Because of the delivery/installation problems it never had the big viewership it deserved. In today’s world of Internet delivery, video on demand – back in those days it was something wanted but technically just not possible – getting the transcriptions is a great new feature, and feeding the service to a Blackberry is even better – in those days there were no Blackberrys – these are all features that should make the new service a huge hit within the financial community. And it’s encouraging to see that in Reuters today you can’t keep a good idea down.

In Reuters there have been many missed opportunities on the video front. The most prevalent came in 1992, two years before RFTV. If it hadn’t been for a strategic Reuters decision CNN, according to none other than Ted Turner, might not even be here today, and there are still former Reuters executives who were around at the time who question whether this wasn’t one of the company’s biggest mistakes.
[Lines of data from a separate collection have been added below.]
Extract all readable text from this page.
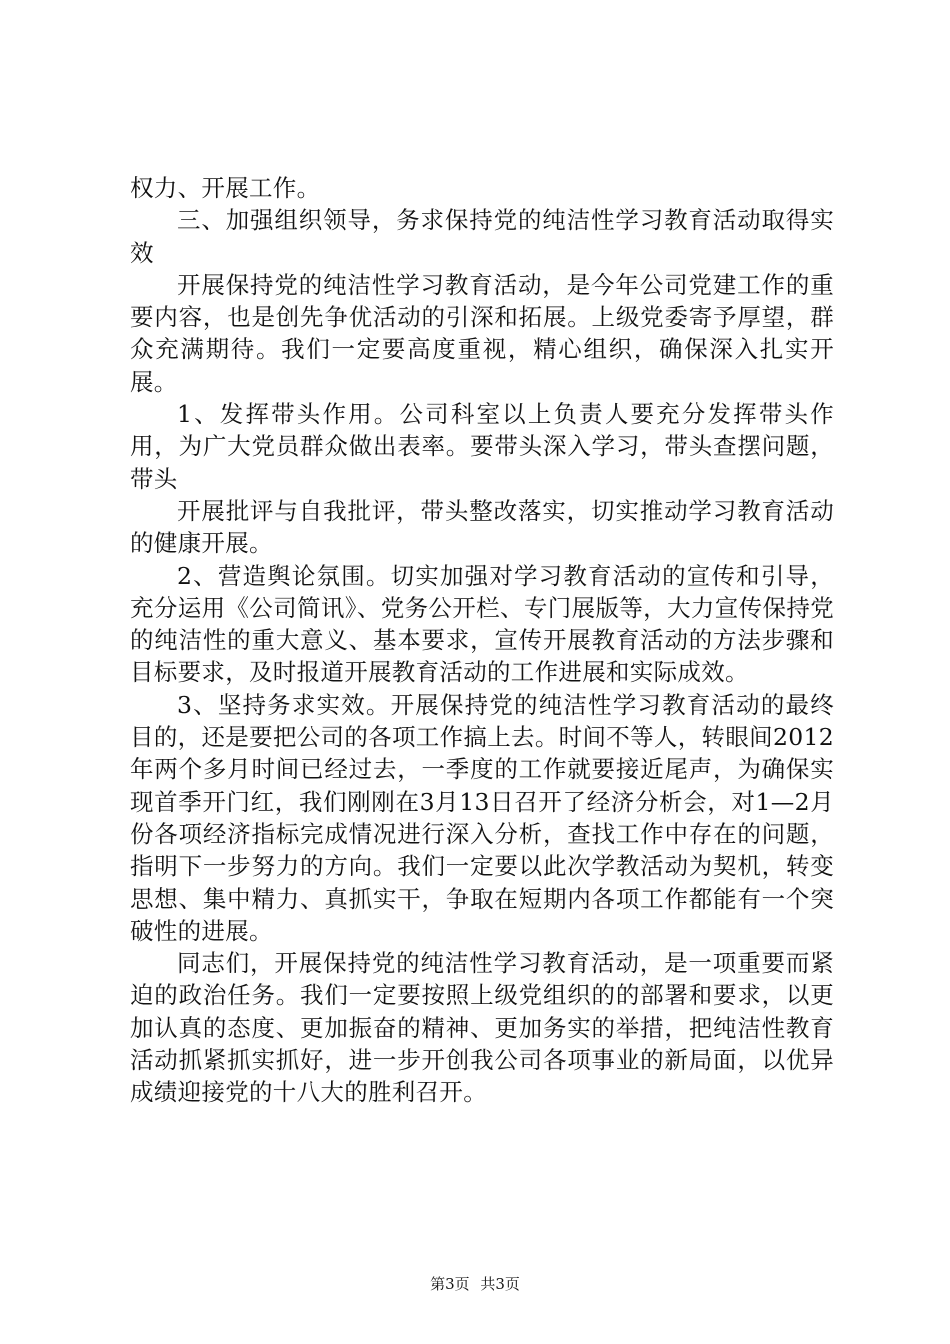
权力、开展工作。

三、加强组织领导，务求保持党的纯洁性学习教育活动取得实效

开展保持党的纯洁性学习教育活动，是今年公司党建工作的重要内容，也是创先争优活动的引深和拓展。上级党委寄予厚望，群众充满期待。我们一定要高度重视，精心组织，确保深入扎实开展。

1、发挥带头作用。公司科室以上负责人要充分发挥带头作用，为广大党员群众做出表率。要带头深入学习，带头查摆问题，带头

开展批评与自我批评，带头整改落实，切实推动学习教育活动的健康开展。

2、营造舆论氛围。切实加强对学习教育活动的宣传和引导，充分运用《公司简讯》、党务公开栏、专门展版等，大力宣传保持党的纯洁性的重大意义、基本要求，宣传开展教育活动的方法步骤和目标要求，及时报道开展教育活动的工作进展和实际成效。

3、坚持务求实效。开展保持党的纯洁性学习教育活动的最终目的，还是要把公司的各项工作搞上去。时间不等人，转眼间2012年两个多月时间已经过去，一季度的工作就要接近尾声，为确保实现首季开门红，我们刚刚在3月13日召开了经济分析会，对1—2月份各项经济指标完成情况进行深入分析，查找工作中存在的问题，指明下一步努力的方向。我们一定要以此次学教活动为契机，转变思想、集中精力、真抓实干，争取在短期内各项工作都能有一个突破性的进展。

同志们，开展保持党的纯洁性学习教育活动，是一项重要而紧迫的政治任务。我们一定要按照上级党组织的的部署和要求，以更加认真的态度、更加振奋的精神、更加务实的举措，把纯洁性教育活动抓紧抓实抓好，进一步开创我公司各项事业的新局面，以优异成绩迎接党的十八大的胜利召开。

第3页 共3页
Reuters at the time held a majority interest in the Visnews television news agency with NBC and the BBC together owning a minority. Reuters decided, well before any other multimedia news organization, that it needed to fully own its video content and so it bought out the NBC and BBC shares and renamed Visnews as Reuters Television. Reuters never really said at the time why it had bought Visnews and everyone in the industry was asking, “Are they going to start their own 24-hour news channel?”

Not long afterwards Ted Turner and then-wife Jane Fonda hosted senior Reuters executives at a big dinner in Atlanta and Turner then asked that question directly. Silence around the table. And then the senior Reuters executive answered that Reuters was NOT going into the 24-hour retail news business but rather it would stay as a wholesale news supplier. Sighs of relief from the CNN contingent and Turner then said words to the effect, “If you had answered ‘yes’ to that question then we would have continued here tonight to enjoy our meal and one another’s company, but the likelihood would be that within the weeks to come I probably would have had to close down CNN.” In other words Reuters, with all of those Visnews services and with people around the world would have been too much for the then Chicken Noodle Network.

Today, Reuters is locked in fierce competition with the AP in supplying video footage to the world’s TV stations and to Internet sites. Margins are small, profits, if any, are slight. What might have been if it had gone retail?